Like most women, I’m on a perpetual search for ways to stay in shape. Sitting at a desk all day and doing everything in your power to avoid the box of donuts in the breakroom can certainly be mentally exhausting, but in the end we all need to find something that keeps us physically active – and the walk to and from the train doesn’t exactly cut it.
My exercise of choice over the last few years has been running – mostly so I can eat the pints of Graeter’s ice cream lined up inside my freezer door – but also because I can do it almost anywhere, it doesn’t require an expensive membership fee and I truly do feel a sense of freedom and calm when it’s just me and the pavement. I have even dabbled in some long-distance races, and last winter (in a moment of weakness) I reluctantly agreed to run a Marathon with one of my friends. And so the training began. As anyone that has ever run a marathon knows, some of the training runs can last for 3-4 hours and it’s very easy to lose track of your pace per mile, how far you’ve actually run and most importantly, how much farther you still have to go. Being able to track my progress turned the run into a journey with an end and allowed me to set specific goals in regard to pace and distance. Since I’m always on the lookout for “an app for that”, the week before our training runs commenced I decided to check the App Store for something that could potentially help with all of this.
I tried a couple of different options, but the app that ultimately won a place on my homescreen is called Endomondo.
How We Use It
Endomondo is a sports/fitness tracker that uses your phone’s built-in GPS to track a workout in any number of activities. Options range from the most common activities like running and biking – to things like skiing, tennis and orienteering (super common, I’m sure). But you get the idea – lots of variety here. There is a “Free” version and a “Pro” version ($4) of the app – the latter gives you a few more advanced features but I opted for the Free version and it met all of my needs.
Another unique aspect of Endomondo is the social dimension of the app. I haven’t used the social features extensively, but my Mom shares her workouts with me (most likely completely unintentionally). I guess it’s a nice option to have if you’re into that sort of thing and want to brag about your latest Saturday morning training session and make your friends feel bad as they check Facebook in between bites of their overindulgent brunch. In return, your friends can follow your workout live and if they think you’re in need of a little extra motivation they can send you pep-talks that are read aloud to you in real time. I’ve made a note to harass my Mom with this in the very near future.
I ended up using the app on race day and it performed exceptionally well – even in rural Wisconsin where there was little to no cell service and a weak GPS signal. For all of you runners out there that are training for the Chicago Marathon (or any other Fall race!) I highly recommend checking out this app and seeing if it fits your needs. Whether you have specific goals in mind, or simply want a fun way to track your route and see how many calories you’ve burned (and thus how much ice cream you can eat later in the day), Endomondo has you covered.
Why We Love It
- Tracks overall workout duration, distance and calories (there is also an option to pair the app with a bluetooth heart rate monitor). I measured mileage and calories against a more expensive heart rate monitor that I own and it was remarkably accurate.

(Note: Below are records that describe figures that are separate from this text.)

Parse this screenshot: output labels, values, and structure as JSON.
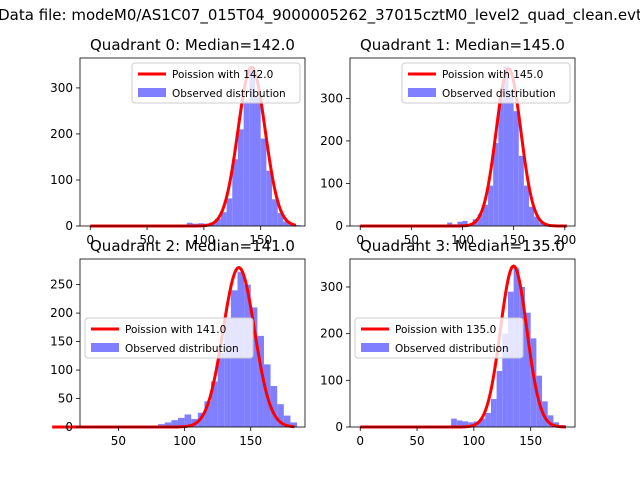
{
  "figure": {
    "suptitle": "Data file: modeM0/AS1C07_015T04_9000005262_37015cztM0_level2_quad_clean.evt"
  },
  "colors": {
    "fit_line": "#ff0000",
    "histogram": "#7f7fff"
  },
  "chart_data": [
    {
      "type": "bar",
      "title": "Quadrant 0: Median=142.0",
      "xlim": [
        -9,
        189
      ],
      "ylim": [
        0,
        365
      ],
      "xticks": [
        0,
        50,
        100,
        150
      ],
      "yticks": [
        0,
        100,
        200,
        300
      ],
      "legend_position": "upper right",
      "median": 142.0,
      "peak": 345,
      "series": [
        {
          "name": "Poission with 142.0",
          "kind": "line"
        },
        {
          "name": "Observed distribution",
          "kind": "histogram"
        }
      ],
      "x": [
        80,
        85,
        90,
        95,
        100,
        105,
        110,
        115,
        120,
        125,
        130,
        135,
        140,
        145,
        150,
        155,
        160,
        165,
        170,
        175,
        180
      ],
      "values": [
        2,
        7,
        5,
        6,
        5,
        8,
        16,
        30,
        60,
        145,
        210,
        272,
        340,
        280,
        190,
        120,
        58,
        28,
        10,
        4,
        2
      ]
    },
    {
      "type": "bar",
      "title": "Quadrant 1: Median=145.0",
      "xlim": [
        -10,
        210
      ],
      "ylim": [
        0,
        395
      ],
      "xticks": [
        0,
        50,
        100,
        150,
        200
      ],
      "yticks": [
        0,
        100,
        200,
        300
      ],
      "legend_position": "upper right",
      "median": 145.0,
      "peak": 370,
      "series": [
        {
          "name": "Poission with 145.0",
          "kind": "line"
        },
        {
          "name": "Observed distribution",
          "kind": "histogram"
        }
      ],
      "x": [
        80,
        85,
        90,
        95,
        100,
        105,
        110,
        115,
        120,
        125,
        130,
        135,
        140,
        145,
        150,
        155,
        160,
        165,
        170,
        175,
        180,
        185
      ],
      "values": [
        2,
        8,
        4,
        10,
        12,
        4,
        16,
        28,
        50,
        95,
        195,
        300,
        375,
        320,
        270,
        165,
        95,
        45,
        22,
        8,
        3,
        1
      ]
    },
    {
      "type": "bar",
      "title": "Quadrant 2: Median=141.0",
      "xlim": [
        21,
        191
      ],
      "ylim": [
        0,
        295
      ],
      "xticks": [
        50,
        100,
        150
      ],
      "yticks": [
        0,
        50,
        100,
        150,
        200,
        250
      ],
      "legend_position": "center left",
      "median": 141.0,
      "peak": 280,
      "series": [
        {
          "name": "Poission with 141.0",
          "kind": "line"
        },
        {
          "name": "Observed distribution",
          "kind": "histogram"
        }
      ],
      "x": [
        80,
        85,
        90,
        95,
        100,
        105,
        110,
        115,
        120,
        125,
        130,
        135,
        140,
        145,
        150,
        155,
        160,
        165,
        170,
        175,
        180
      ],
      "values": [
        5,
        8,
        12,
        16,
        22,
        14,
        25,
        45,
        80,
        130,
        190,
        240,
        272,
        250,
        210,
        160,
        110,
        72,
        40,
        20,
        8
      ]
    },
    {
      "type": "bar",
      "title": "Quadrant 3: Median=135.0",
      "xlim": [
        -9,
        189
      ],
      "ylim": [
        0,
        360
      ],
      "xticks": [
        0,
        50,
        100,
        150
      ],
      "yticks": [
        0,
        100,
        200,
        300
      ],
      "legend_position": "center left",
      "median": 135.0,
      "peak": 345,
      "series": [
        {
          "name": "Poission with 135.0",
          "kind": "line"
        },
        {
          "name": "Observed distribution",
          "kind": "histogram"
        }
      ],
      "x": [
        80,
        85,
        90,
        95,
        100,
        105,
        110,
        115,
        120,
        125,
        130,
        135,
        140,
        145,
        150,
        155,
        160,
        165,
        170,
        175
      ],
      "values": [
        18,
        14,
        12,
        10,
        12,
        18,
        30,
        60,
        120,
        200,
        290,
        340,
        300,
        245,
        190,
        110,
        55,
        25,
        10,
        4
      ]
    }
  ]
}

- The GPS worked even when the signal was “moderate” and even when I didn’t have a cell signal.
- Offers a wide variety of options for Workout Plans in almost every activity/sport imaginable – from tracking a basic run (think “Quick Start” on a treadmill or elliptical) to setting very specific, detailed goals.
- Helps you stick to a workout routine if you need something/someone to keep you motivated and accountable, and is a free alternative to a real-life personal trainer.
- You can create a route on the desktop website (www.endomondo.com) which will show up on your phone and the app will then direct you along that route. This is especially helpful when trying to map out an 18 mile run in a dense city environment.
- View a map of your workout once you finish (you can view this from the website and on your phone). Below is the map of a training run I did in Central Park while on a trip to NYC. Pretty cool!
- The app “talks” to you and continually updates you on your progress throughout your training session. Since I preferred to keep my phone in my pocket during our runs, this prevented me from having to take my phone out and manually check my stats. The Endomondo lady (think creepy feminine robot voice) tells you how many miles you’ve run in xxx amount of time, and your pace for each individual mile. My running buddy and I wanted to complete our Marathon in under four hours so it was imperative that we track our pace closely. If you’re listening to music, the app will quickly update you on your stats and then your music will fade back in.
- For Android users, the post-workout map will be marked with the song you were listening to during any given mile. Very neat, and a feature I hope the iPhone version gets at some point.
- Tracks your split times (pace for each individual mile). This is helpful for longer distance workouts where you may want to see where you hit your stride, where you start to fade and the effect that water breaks/energy gel breaks have on your performance.
- Has an added “social” element (what app doesn’t these days!) that allows you to challenge a friend and share your workouts with others on the Endomondo desktop site, Twitter or Facebook.
- Provides you with a wealth of data to measure your progress and set goals to improve in specific areas (for ex. distance, duration, avg. speed, max speed, calories, altitude).
- Saves a history of all of your workouts so you can track your progress over time.
- And best of all – it has an EXTREMELY straightforward and friendly user interface!